Presently I spoke. "Well, Mademoiselle," I said. "Where are your grooms?"
She gave me one look, her eyes blazing with anger, her face like hate itself; and after that I said no more, but left her in peace, and contented myself with walking at her shoulder until we came to the end of the village, where the track to the great house plunged into the wood. There she stopped, and turned on me like a wild creature at bay. "What do you want?" she cried hoarsely, breathing as if she had been running.
"To see you safe to the house," I answered coolly.
"And if I will not?" she retorted.
"The choice does not lie with you, Mademoiselle," I answered sternly. "You will go to the house with me, and on the way you will give me an interview; but not here. Here we are not private enough. We may be interrupted at any moment, and I wish to speak to you at length."
I saw her shiver. "What if I will not?" she said again.

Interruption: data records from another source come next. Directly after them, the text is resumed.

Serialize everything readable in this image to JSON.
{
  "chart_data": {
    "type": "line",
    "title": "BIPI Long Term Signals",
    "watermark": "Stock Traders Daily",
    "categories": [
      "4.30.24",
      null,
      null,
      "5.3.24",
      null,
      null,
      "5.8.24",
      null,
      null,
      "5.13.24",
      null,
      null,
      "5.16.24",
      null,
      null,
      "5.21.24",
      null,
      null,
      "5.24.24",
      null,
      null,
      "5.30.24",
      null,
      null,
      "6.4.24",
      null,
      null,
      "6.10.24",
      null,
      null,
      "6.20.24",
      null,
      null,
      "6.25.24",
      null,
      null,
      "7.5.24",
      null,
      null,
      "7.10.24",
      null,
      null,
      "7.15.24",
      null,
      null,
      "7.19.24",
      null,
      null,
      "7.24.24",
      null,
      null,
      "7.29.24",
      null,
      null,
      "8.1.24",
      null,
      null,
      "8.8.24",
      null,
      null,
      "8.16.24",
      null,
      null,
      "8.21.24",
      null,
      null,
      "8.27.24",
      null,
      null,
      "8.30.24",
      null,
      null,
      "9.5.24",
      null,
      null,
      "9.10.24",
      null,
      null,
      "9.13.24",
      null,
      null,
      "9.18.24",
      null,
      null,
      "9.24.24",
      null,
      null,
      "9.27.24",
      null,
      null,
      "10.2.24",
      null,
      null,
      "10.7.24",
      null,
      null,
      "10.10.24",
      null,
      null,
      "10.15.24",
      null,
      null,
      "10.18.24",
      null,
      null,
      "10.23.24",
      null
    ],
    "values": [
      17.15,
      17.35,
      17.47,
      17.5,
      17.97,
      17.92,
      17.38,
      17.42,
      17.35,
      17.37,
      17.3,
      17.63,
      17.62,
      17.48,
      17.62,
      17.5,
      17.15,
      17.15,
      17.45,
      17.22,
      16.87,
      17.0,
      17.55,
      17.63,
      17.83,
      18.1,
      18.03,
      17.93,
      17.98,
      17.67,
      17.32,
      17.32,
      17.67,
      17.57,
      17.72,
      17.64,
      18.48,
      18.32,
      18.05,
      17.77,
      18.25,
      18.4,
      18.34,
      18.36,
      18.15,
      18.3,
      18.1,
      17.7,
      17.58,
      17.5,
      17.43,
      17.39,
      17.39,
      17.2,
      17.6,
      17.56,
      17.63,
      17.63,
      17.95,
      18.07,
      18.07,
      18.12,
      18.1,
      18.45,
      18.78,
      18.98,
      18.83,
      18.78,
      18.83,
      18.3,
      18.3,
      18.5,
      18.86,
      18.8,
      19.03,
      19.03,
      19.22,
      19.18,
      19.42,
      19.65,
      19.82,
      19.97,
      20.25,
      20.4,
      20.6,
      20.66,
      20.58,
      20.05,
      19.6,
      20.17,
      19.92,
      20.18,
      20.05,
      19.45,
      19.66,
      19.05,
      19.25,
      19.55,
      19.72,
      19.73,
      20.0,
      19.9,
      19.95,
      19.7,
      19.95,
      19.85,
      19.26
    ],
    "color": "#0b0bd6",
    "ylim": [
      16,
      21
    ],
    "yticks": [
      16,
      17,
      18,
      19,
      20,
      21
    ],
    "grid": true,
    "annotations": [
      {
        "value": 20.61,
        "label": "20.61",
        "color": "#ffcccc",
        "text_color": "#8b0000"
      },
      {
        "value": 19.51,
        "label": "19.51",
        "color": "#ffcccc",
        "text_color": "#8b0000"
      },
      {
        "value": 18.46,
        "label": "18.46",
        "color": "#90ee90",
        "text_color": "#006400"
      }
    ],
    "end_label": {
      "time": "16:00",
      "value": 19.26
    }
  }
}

"I might call to the nearest soldiers and tell them who you are," I answered coolly. "I might, but I should not. That were a clumsy way of punishing you, and I know a better way. I should go to the captain, Mademoiselle, and tell him whose horse is locked up in the inn stable. A trooper told me--as some one had told him--that it belonged to one of his officers; but I looked through the crack, and I knew the horse again."
She could not repress a groan. I waited. Still she did not speak. "Shall I go to the captain?" I said ruthlessly.
She shook the hood back from her face, and looked at me. "Oh, you coward! you coward!" she hissed through her teeth. "If I had a knife!"
"But you have not, Mademoiselle," I answered, unmoved. "Be good enough, therefore, to make up your mind which it is to be. Am I to go with my news to the captain, or am I to come with you?"